Qwen 3.5 craters on hard coding tasks — tested all Qwen3.5 models (And Codex 5.3) on 70 real repos so you don't have to.

New benchmark tests 25+ models on 70 real repos, finds Qwen 3.5 397B craters 22% on hardest tasks.

Deep Dive

The APEX Testing benchmark, developed by an independent researcher, has released comprehensive results evaluating over 25 coding LLMs on 70 real-world tasks from actual GitHub repositories. The updated benchmark now includes all Qwen 3.5 variants, GPT-5.3 Codex, and various quantized local models, using a sophisticated agentic tool-use system that allows models to explore codebases autonomously—creating a fairer comparison between cloud and local models. The most surprising finding was Qwen 3.5 397B's significant performance drop on complex 'master' tasks, falling 22% from its performance on easier challenges, while OpenAI's Codex 5.3 showed remarkable consistency across difficulty levels, essentially tying with GPT-5.2.

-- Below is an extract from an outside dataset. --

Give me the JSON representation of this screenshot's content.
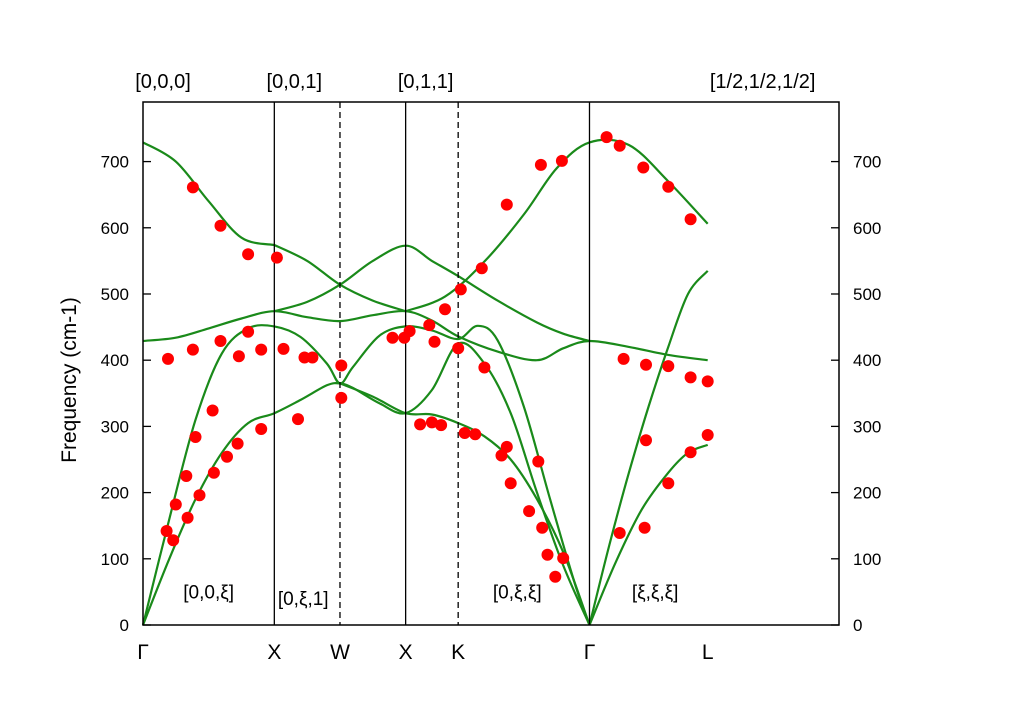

The technical breakdown reveals GLM-4.7's quantized version as the top local model with 1572 ELO, outperforming even the full 397B Qwen 3.5 cloud model. Qwen 3.5 27B proved surprisingly capable for single-GPU use at 1384 ELO, beating DeepSeek V3.2, while the 35B MoE model struggled with only 1256 ELO due to its limited active parameters. The benchmark's methodology emphasizes real-world applicability with tasks ranging from bug fixes to multi-file refactors, using pairwise ELO scoring with difficulty adjustments. With $3,000 already invested in testing, the project represents one of the most comprehensive independent evaluations of coding LLMs available, providing crucial data for developers choosing between cloud and local solutions.

Key Points
  • Qwen 3.5 397B drops 22% to 1194 ELO on 'master' tasks requiring multi-file coordination
  • Quantized GLM-4.7 leads local models with 1572 ELO, beating all Qwen 3.5 variants including cloud
  • GPT-5.3 Codex shows remarkable consistency, tying with GPT-5.2 across all difficulty levels

Why It Matters

Provides crucial performance data for developers choosing between expensive cloud APIs and local models for real coding work.